Była premier, gość "Faktów po Faktach", uważa, że pozycja Beaty Szydło jest w PiS bardzo mocna. Mają o tym świadczyć owacje na stojąco, jakie otrzymała po swoim wystąpieniu sejmowym w którym broniła przyznanych swoim ministrom premii.
A obrona ta, zdaniem Ewy Kopacz, świadczyć ma o tym, że Szydło cynicznie walczy o schedę po Jarosławie Kaczyńskim.
Wystąpienie Szydło, uważa Ewa Kopacz, tak naprawdę było skierowane do klubu PiS, miało zawierać przekaz: popatrzcie, kto tu naprawdę rządzi.

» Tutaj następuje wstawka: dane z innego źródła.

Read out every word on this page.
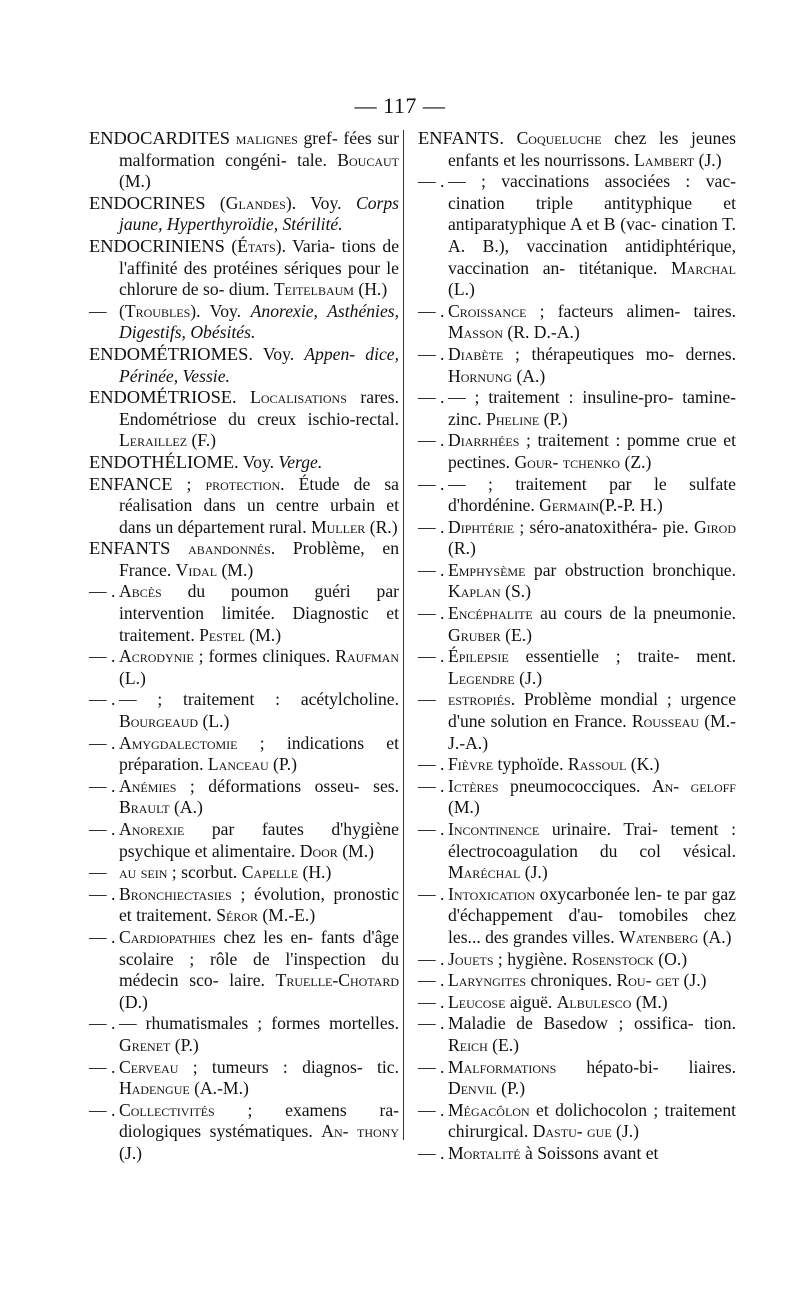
— 117 —
ENDOCARDITES malignes gref- fées sur malformation congéni- tale. Boucaut (M.)
ENDOCRINES (Glandes). Voy. Corps jaune, Hyperthyroïdie, Stérilité.
ENDOCRINIENS (États). Varia- tions de l'affinité des protéines sériques pour le chlorure de so- dium. Teitelbaum (H.)
— (Troubles). Voy. Anorexie, Asthénies, Digestifs, Obésités.
ENDOMÉTRIOMES. Voy. Appen- dice, Périnée, Vessie.
ENDOMÉTRIOSE. Localisations rares. Endométriose du creux ischio-rectal. Leraillez (F.)
ENDOTHÉLIOME. Voy. Verge.
ENFANCE ; protection. Étude de sa réalisation dans un centre urbain et dans un département rural. Muller (R.)
ENFANTS abandonnés. Problème, en France. Vidal (M.)
— . Abcès du poumon guéri par intervention limitée. Diagnostic et traitement. Pestel (M.)
— . Acrodynie ; formes cliniques. Raufman (L.)
— . — ; traitement : acétylcholine. Bourgeaud (L.)
— . Amygdalectomie ; indications et préparation. Lanceau (P.)
— . Anémies ; déformations osseu- ses. Brault (A.)
— . Anorexie par fautes d'hygiène psychique et alimentaire. Door (M.)
— au sein ; scorbut. Capelle (H.)
— . Bronchiectasies ; évolution, pronostic et traitement. Séror (M.-E.)
— . Cardiopathies chez les en- fants d'âge scolaire ; rôle de l'inspection du médecin sco- laire. Truelle-Chotard (D.)
— . — rhumatismales ; formes mortelles. Grenet (P.)
— . Cerveau ; tumeurs : diagnos- tic. Hadengue (A.-M.)
— . Collectivités ; examens ra- diologiques systématiques. An- thony (J.)
ENFANTS. Coqueluche chez les jeunes enfants et les nourrissons. Lambert (J.)
— . — ; vaccinations associées : vac- cination triple antityphique et antiparatyphique A et B (vac- cination T. A. B.), vaccination antidiphtérique, vaccination an- titétanique. Marchal (L.)
— . Croissance ; facteurs alimen- taires. Masson (R. D.-A.)
— . Diabète ; thérapeutiques mo- dernes. Hornung (A.)
— . — ; traitement : insuline-pro- tamine-zinc. Pheline (P.)
— . Diarrhées ; traitement : pomme crue et pectines. Gour- tchenko (Z.)
— . — ; traitement par le sulfate d'hordénine. Germain(P.-P. H.)
— . Diphtérie ; séro-anatoxithéra- pie. Girod (R.)
— . Emphysème par obstruction bronchique. Kaplan (S.)
— . Encéphalite au cours de la pneumonie. Gruber (E.)
— . Épilepsie essentielle ; traite- ment. Legendre (J.)
— estropiés. Problème mondial ; urgence d'une solution en France. Rousseau (M.-J.-A.)
— . Fièvre typhoïde. Rassoul (K.)
— . Ictères pneumococciques. An- geloff (M.)
— . Incontinence urinaire. Trai- tement : électrocoagulation du col vésical. Maréchal (J.)
— . Intoxication oxycarbonée len- te par gaz d'échappement d'au- tomobiles chez les... des grandes villes. Watenberg (A.)
— . Jouets ; hygiène. Rosenstock (O.)
— . Laryngites chroniques. Rou- get (J.)
— . Leucose aiguë. Albulesco (M.)
— . Maladie de Basedow ; ossifica- tion. Reich (E.)
— . Malformations hépato-bi- liaires. Denvil (P.)
— . Mégacôlon et dolichocolon ; traitement chirurgical. Dastu- gue (J.)
— . Mortalité à Soissons avant et
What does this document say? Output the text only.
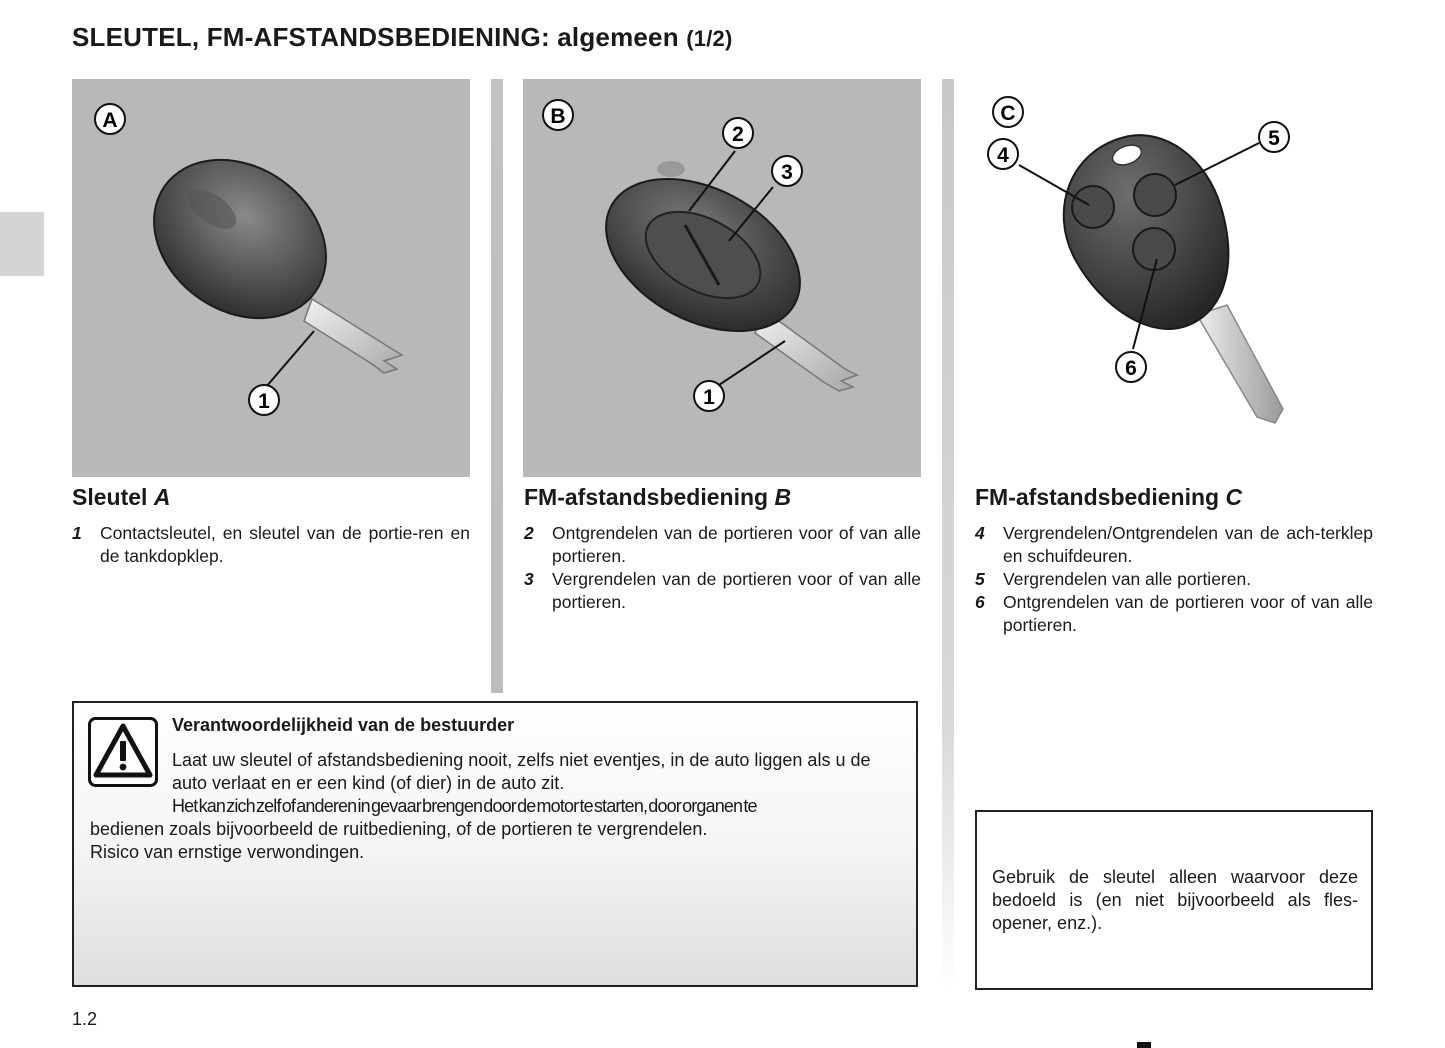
SLEUTEL, FM-AFSTANDSBEDIENING: algemeen (1/2)
A
1
B
2
3
1
C
4
5
6
Sleutel A
1 Contactsleutel, en sleutel van de portie-ren en de tankdopklep.
FM-afstandsbediening B
2 Ontgrendelen van de portieren voor of van alle portieren.
3 Vergrendelen van de portieren voor of van alle portieren.
FM-afstandsbediening C
4 Vergrendelen/Ontgrendelen van de ach-terklep en schuifdeuren.
5 Vergrendelen van alle portieren.
6 Ontgrendelen van de portieren voor of van alle portieren.
Verantwoordelijkheid van de bestuurder
Laat uw sleutel of afstandsbediening nooit, zelfs niet eventjes, in de auto liggen als u de auto verlaat en er een kind (of dier) in de auto zit.
Het kan zich zelf of anderen in gevaar brengen door de motor te starten, door organen te
bedienen zoals bijvoorbeeld de ruitbediening, of de portieren te vergrendelen.
Risico van ernstige verwondingen.
Gebruik de sleutel alleen waarvoor deze bedoeld is (en niet bijvoorbeeld als fles-opener, enz.).
1.2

- "Ja, odważna Beata wychodzę i śmiem powiedzieć, że te nagrody wam się należały!". Ona walczy w cyniczny sposób już w tej chwili o schedę po Kaczyńskim - mówiła Ewa Kopacz, która uważa, że pozycja Beaty Szydło w PiS jest dużo mocniejsza niż Mateusza Morawieckiego.
Zdaniem byłej premier, walka o spuściznę po prezesie już się toczy, po członkowie Prawa i Sprawiedliwości wiedzą, że Jarosław Kaczyński kiedyś będzie musiał odejść. Co więcej - mówiła Kopacz - "on już tej chwili tego nie ogarnia".